My cells begin to tug and pull apart;
skin cells, mucosa, muscle fibres whipping out
like electricity cables
and there is nothing to me now
but a sudden startle of feathers,
a flock of pigeons clattering out
from beneath the bridge’s eaves,
train lights receding, the curve
of the track in the distance.
Broke Horse
Yesterday my body and I
played Olympic gymnasts
in the time between bed and bath.
My body’s foal-form
of long legs and hot, slim energy rippled
with the joy of movement.
Today it is unexpectedly wrong.
I blame my body for breaking the rules,
though we didn’t know there were rules.
Foal-body falls backwards,
stung by my punishment.
Our friendship deteriorates,
but at least she can be ridden now.
Tampon
Where are the Dalmatians, the roller boots,
the ponytail of sleek, blonde hair, the skin-tight
body suit?

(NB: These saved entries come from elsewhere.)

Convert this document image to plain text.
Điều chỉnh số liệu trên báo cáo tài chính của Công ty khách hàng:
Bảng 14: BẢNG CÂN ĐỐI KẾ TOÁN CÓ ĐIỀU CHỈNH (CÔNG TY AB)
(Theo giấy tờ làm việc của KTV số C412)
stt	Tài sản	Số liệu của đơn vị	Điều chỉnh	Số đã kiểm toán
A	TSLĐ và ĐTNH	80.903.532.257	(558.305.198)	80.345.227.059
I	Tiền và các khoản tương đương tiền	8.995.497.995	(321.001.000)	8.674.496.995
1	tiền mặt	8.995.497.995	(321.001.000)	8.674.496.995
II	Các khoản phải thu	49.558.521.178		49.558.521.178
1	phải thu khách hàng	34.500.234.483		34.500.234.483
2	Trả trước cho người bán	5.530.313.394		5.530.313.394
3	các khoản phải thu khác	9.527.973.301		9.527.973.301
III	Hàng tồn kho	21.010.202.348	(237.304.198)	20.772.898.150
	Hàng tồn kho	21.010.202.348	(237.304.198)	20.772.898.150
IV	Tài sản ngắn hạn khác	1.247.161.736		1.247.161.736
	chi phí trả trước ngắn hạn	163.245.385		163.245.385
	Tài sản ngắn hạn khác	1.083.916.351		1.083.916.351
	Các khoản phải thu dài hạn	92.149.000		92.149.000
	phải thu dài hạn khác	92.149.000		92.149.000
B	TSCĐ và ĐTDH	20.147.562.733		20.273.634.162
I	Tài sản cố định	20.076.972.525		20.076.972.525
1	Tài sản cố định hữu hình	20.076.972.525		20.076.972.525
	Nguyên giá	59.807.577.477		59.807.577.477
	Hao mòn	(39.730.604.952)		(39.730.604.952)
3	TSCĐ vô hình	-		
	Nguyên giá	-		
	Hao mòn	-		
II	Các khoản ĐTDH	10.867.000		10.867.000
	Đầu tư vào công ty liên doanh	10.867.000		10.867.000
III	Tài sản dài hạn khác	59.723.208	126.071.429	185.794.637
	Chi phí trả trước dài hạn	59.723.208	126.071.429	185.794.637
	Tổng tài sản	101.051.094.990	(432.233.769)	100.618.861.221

I expect something to emerge
other than blood. I expect a neatness
to my menstruation, not this shameful seep,
the blush each time I sneeze, the clenched thighs.
First time, hovering, one foot on the bath’s white lip.
The diagram is torsoless, a line drawing, a poor man’s cunt.
I struggle. I get it wrong, somehow I can’t align
my body to its shape. It fishtails away to its cotton clique.
I am not the girl on roller boots. I am some sort of freak.